Training#
Training behavior is controlled by the training, losses, loss_scaling, data.sampler, and data.validation sections of the YAML config. The bundled templates, such as nf2/cartesian/sharp_cea.yaml, are the best starting point for complete files.
Training Details
Loss Setup#
Losses are listed under losses. Every explicit loss needs a type, a stable name, a weight, and usually one or more dataset ids.
losses:
- type: boundary
name: boundary
weight: 1.0
datasets: [boundary]
- type: force_free
name: force_free
weight: 1.0e-3
datasets: [random]
Use datasets to point a loss at boundary, sampler, or validation dataset ids. NF2 v0.4 uses weight; the legacy lambda key is rejected.
Common Cartesian losses include boundary, force_free, and potential. Multi-height LOS/transverse/azimuth configs often use boundary_los_trv_azi plus a height loss on the elevated boundary. Spherical configs usually combine boundary, force_free, potential, and sometimes energy_gradient.
Loss Schedules#
A loss weight can be a number or a schedule. Supported schedule types are exponential, linear, and step. If type is omitted, NF2 uses an exponential schedule.
losses:
- type: force_free
name: force_free
weight:
type: exponential
start: 1.0e-4
end: 1.0e-2
iterations: 50000
datasets: [random]
- type: potential
name: potential
weight:
type: step
steps: 5000
start: 1.0e-4
end: 0.0
datasets: [random]
Use schedules when one objective should enter gradually or disappear after a warm-up.
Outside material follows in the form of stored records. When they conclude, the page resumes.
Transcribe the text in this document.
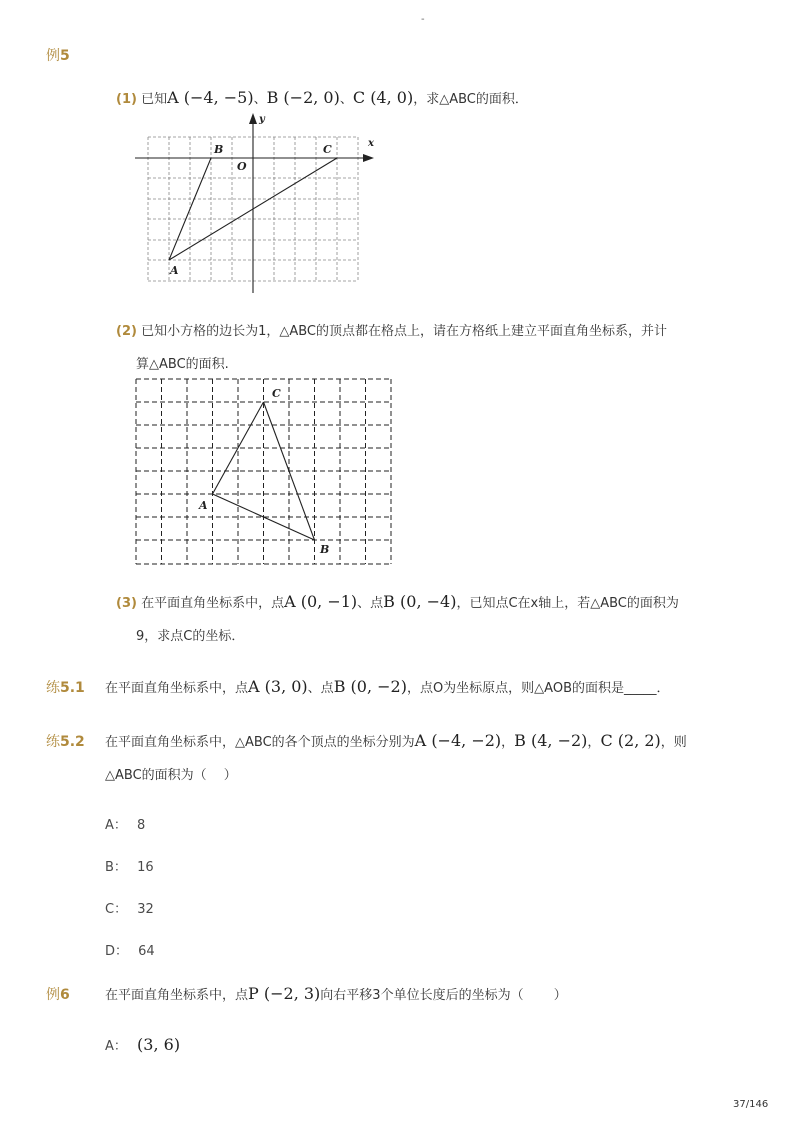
-
例5
(1) 已知A (−4, −5)、B (−2, 0)、C (4, 0)，求△ABC的面积．
x
y
O
B	C
A
(2) 已知小方格的边长为1，△ABC的顶点都在格点上，请在方格纸上建立平面直角坐标系，并计
算△ABC的面积.
C
A
B
(3) 在平面直角坐标系中，点A (0, −1)、点B (0, −4)，已知点C在x轴上，若△ABC的面积为
9，求点C的坐标．
练5.1 在平面直角坐标系中，点A (3, 0)、点B (0, −2)，点O为坐标原点，则△AOB的面积是_____．
练5.2 在平面直角坐标系中，△ABC的各个顶点的坐标分别为A (−4, −2)，B (4, −2)，C (2, 2)，则
△ABC的面积为（　 ）
A： 8
B： 16
C： 32
D： 64
例6	在平面直角坐标系中，点P (−2, 3)向右平移3个单位长度后的坐标为（　　 ）
A： (3, 6)
37/146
A common Cartesian pattern is to turn off the potential loss after the model has learned the initial large-scale structure.
Height Scaling#
Loss scaling changes how strongly selected losses contribute across height or radius. Cartesian examples use b_height scaling for volume losses:
loss_scaling:
- type: b_height
name: b_height
loss_ids: [force_free, potential]
Spherical examples use radial scaling:
loss_scaling:
- type: radial
name: radial
base_radius: 1.0
max_radius: 1.3
loss_ids: [force_free, potential, energy_gradient]
For multi-height data, set height_mapping on the elevated boundary and add a matching height transform:
data:
boundaries:
- id: chromosphere
type: los_trv_azi
height_mapping: { z: 2.0, z_min: 0.0, z_max: 20.0 }
transforms:
- type: height
height_range: [0, 20]
datasets: [chromosphere]
Batch Sizes#
Training memory is mostly controlled by dataset batch sizes. Start by reducing the largest sampler or boundary batches:
data:
sampler:
type: height
batch_size: 8192
potential_boundary:
type: potential
strides: 4
batch_size: 4096
validation_batch_size: 4096
For spherical random_radial_grouped samplers, batch_size must be divisible by n_lat_lon_sample.
data:
samplers:
- id: random
type: random_radial_grouped
batch_size: 8192
n_lat_lon_sample: 64
Validation can use a smaller batch_size than training. This is useful when callbacks or metrics run out of memory even though training batches fit.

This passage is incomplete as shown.